E mi piacerebbe brevemente fare tre passaggi su questo amore alla verità, parlando soprattutto del capitolo sulla simpatia umana. Io vorrei parlarvi di questo capitolo, sulla simpatia profonda, perché è stato il momento, attraverso questa serie di dialoghi, in cui ho capito il nesso grande che c’è tra l’attrattiva e il dovere, tra il vero e l’attaccamento.
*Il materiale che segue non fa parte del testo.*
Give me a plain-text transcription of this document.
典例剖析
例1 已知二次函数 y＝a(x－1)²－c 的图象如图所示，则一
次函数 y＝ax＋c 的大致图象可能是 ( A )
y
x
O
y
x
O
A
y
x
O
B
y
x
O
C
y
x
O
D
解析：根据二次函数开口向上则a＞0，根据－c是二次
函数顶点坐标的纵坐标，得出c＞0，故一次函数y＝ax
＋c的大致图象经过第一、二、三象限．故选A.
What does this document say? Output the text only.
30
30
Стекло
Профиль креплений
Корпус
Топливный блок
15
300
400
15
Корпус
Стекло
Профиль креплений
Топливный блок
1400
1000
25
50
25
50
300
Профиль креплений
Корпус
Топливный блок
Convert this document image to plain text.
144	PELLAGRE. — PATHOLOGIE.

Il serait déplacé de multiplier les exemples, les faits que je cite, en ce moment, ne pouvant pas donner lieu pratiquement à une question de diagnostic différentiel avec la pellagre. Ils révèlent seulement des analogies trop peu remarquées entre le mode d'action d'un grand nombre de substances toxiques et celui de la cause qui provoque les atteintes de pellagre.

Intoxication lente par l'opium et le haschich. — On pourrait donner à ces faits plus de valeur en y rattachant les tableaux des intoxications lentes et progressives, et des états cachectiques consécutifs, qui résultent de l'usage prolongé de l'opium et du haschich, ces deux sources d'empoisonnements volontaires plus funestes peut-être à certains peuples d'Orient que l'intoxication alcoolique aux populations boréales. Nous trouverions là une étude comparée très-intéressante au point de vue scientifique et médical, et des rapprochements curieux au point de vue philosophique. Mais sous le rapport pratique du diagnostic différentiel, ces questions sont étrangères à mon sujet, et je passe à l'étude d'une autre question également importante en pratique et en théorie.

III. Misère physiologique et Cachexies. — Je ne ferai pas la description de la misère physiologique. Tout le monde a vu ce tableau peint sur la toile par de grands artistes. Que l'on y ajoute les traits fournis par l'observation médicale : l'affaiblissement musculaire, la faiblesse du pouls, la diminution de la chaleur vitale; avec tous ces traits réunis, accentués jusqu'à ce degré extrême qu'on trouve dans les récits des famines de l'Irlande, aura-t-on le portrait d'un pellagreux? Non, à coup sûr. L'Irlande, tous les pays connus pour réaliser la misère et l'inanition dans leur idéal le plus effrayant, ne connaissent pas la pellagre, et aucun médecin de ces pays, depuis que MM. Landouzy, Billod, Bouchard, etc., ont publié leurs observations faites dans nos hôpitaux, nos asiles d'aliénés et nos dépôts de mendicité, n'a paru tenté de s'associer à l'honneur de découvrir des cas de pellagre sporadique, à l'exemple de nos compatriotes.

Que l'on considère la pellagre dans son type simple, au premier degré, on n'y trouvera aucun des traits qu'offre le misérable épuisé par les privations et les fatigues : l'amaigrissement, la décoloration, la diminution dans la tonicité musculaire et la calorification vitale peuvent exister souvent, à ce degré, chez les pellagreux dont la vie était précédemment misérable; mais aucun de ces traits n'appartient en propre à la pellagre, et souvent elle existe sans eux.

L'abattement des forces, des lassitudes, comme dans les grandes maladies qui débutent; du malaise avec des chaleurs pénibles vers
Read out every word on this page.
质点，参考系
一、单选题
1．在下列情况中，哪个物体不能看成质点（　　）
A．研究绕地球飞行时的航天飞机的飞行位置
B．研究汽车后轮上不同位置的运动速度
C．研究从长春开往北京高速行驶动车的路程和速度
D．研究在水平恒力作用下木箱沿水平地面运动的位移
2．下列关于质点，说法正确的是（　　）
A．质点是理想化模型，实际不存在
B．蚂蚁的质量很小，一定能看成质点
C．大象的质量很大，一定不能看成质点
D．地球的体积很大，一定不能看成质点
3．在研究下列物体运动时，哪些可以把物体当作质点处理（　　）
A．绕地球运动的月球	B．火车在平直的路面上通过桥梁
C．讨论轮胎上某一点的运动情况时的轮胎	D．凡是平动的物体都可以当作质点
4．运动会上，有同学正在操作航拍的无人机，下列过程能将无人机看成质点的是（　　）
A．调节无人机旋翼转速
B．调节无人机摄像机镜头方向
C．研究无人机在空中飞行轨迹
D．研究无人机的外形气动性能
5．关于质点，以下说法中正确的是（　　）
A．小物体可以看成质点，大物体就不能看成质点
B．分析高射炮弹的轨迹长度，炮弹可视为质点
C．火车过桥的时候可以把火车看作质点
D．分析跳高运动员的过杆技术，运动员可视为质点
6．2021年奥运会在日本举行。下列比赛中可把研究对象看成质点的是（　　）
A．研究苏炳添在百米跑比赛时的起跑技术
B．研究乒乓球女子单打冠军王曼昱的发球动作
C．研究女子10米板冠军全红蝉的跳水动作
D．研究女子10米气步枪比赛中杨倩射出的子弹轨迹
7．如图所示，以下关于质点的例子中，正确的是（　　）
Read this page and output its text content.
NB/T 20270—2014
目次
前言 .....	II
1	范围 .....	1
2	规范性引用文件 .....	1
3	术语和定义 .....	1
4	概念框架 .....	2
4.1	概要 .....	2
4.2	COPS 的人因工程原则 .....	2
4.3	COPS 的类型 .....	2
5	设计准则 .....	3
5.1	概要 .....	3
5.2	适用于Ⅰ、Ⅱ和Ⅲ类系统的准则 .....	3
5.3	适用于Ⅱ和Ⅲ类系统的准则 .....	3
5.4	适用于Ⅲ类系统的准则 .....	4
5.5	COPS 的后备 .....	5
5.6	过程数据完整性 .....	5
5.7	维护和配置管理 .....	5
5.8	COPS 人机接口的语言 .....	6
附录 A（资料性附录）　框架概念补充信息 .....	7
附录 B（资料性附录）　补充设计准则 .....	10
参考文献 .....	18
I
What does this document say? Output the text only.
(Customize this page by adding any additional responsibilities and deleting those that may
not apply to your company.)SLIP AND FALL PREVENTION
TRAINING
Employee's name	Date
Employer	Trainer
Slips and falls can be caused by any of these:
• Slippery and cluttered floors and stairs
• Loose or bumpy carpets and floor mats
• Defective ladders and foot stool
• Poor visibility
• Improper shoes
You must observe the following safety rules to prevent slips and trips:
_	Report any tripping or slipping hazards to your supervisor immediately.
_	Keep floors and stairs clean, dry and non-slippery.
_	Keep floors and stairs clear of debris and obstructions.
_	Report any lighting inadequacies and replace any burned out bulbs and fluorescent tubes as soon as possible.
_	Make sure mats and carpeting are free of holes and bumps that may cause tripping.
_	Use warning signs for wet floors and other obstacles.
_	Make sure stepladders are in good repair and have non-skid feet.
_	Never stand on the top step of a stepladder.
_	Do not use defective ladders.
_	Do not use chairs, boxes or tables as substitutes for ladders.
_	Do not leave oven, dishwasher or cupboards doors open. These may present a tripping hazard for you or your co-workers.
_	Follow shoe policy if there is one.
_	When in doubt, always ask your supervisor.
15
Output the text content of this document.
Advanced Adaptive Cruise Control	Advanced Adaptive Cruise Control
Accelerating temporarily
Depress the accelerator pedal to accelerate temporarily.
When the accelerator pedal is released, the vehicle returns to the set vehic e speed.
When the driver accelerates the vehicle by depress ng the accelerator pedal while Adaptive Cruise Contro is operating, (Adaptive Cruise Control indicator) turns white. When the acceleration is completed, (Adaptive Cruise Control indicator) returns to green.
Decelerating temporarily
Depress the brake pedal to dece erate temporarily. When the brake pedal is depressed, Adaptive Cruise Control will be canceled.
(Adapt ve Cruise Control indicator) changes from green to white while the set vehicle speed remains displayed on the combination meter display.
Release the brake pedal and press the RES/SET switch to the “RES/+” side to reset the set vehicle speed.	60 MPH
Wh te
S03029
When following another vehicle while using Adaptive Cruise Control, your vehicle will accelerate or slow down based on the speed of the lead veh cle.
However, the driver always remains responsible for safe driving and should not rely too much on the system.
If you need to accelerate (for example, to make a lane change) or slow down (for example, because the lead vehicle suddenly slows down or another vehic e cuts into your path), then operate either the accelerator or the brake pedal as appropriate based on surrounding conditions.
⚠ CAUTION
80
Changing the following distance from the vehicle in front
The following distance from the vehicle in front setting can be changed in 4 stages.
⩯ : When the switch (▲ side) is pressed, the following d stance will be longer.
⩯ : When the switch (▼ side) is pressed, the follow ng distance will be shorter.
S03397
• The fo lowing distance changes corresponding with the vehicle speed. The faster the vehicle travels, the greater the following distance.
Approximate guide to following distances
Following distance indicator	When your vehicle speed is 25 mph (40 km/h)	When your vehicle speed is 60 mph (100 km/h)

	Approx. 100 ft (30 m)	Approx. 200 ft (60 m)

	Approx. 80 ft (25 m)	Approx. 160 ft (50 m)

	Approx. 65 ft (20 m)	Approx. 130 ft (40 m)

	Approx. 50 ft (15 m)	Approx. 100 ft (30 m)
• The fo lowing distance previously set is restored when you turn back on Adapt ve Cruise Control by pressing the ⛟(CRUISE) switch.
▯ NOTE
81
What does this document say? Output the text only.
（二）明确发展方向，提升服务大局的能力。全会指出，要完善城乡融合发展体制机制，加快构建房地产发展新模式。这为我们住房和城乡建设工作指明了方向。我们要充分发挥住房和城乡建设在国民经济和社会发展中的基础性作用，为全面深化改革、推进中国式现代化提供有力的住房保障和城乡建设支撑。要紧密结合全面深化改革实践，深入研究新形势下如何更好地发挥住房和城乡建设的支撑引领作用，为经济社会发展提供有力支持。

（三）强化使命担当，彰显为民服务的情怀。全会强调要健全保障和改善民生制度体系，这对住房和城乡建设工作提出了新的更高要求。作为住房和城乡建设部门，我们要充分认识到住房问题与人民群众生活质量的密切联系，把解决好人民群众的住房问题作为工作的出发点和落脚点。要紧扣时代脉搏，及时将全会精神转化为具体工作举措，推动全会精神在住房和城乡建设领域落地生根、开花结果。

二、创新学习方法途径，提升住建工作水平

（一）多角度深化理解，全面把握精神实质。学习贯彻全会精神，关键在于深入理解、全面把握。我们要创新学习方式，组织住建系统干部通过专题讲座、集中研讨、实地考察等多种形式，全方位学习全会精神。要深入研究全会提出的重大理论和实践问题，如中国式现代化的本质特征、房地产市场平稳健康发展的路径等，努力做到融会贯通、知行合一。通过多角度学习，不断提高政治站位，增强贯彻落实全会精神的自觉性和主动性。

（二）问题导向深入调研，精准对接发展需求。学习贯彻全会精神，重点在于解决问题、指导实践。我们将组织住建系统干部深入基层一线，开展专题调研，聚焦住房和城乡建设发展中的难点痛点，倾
Perché se no, l’idea che comunque, siccome sei cristiano devi comportarti in un certo modo, mi rimaneva come un dubbio, mi rimaneva come un interrogativo non risolto.
Il tema “la simpatia profonda” parte da delle domande che gli abbiamo fatto sul capitolo di “Si può vivere così?” sull’obbedienza, in cui una ragazza citava una frase del Giuss che diceva: “Per obbedire, prima devi voler bene”. E invece il Giuss dice: “l’attaccamento affettivo nasce seguendo un altro”. Cioè il problema è: io, per obbedire a una persona, devo prima volergli bene. E invece il Giuss dice: “No, seguendola gli vuoi bene”. Siccome aveva appena detto, era due anni fa, era il momento di “Riconoscere Cristo”, lui aveva detto: “Imparare è una simpatia profonda”. E allora gli abbiamo chiesto come stavamo queste due cose.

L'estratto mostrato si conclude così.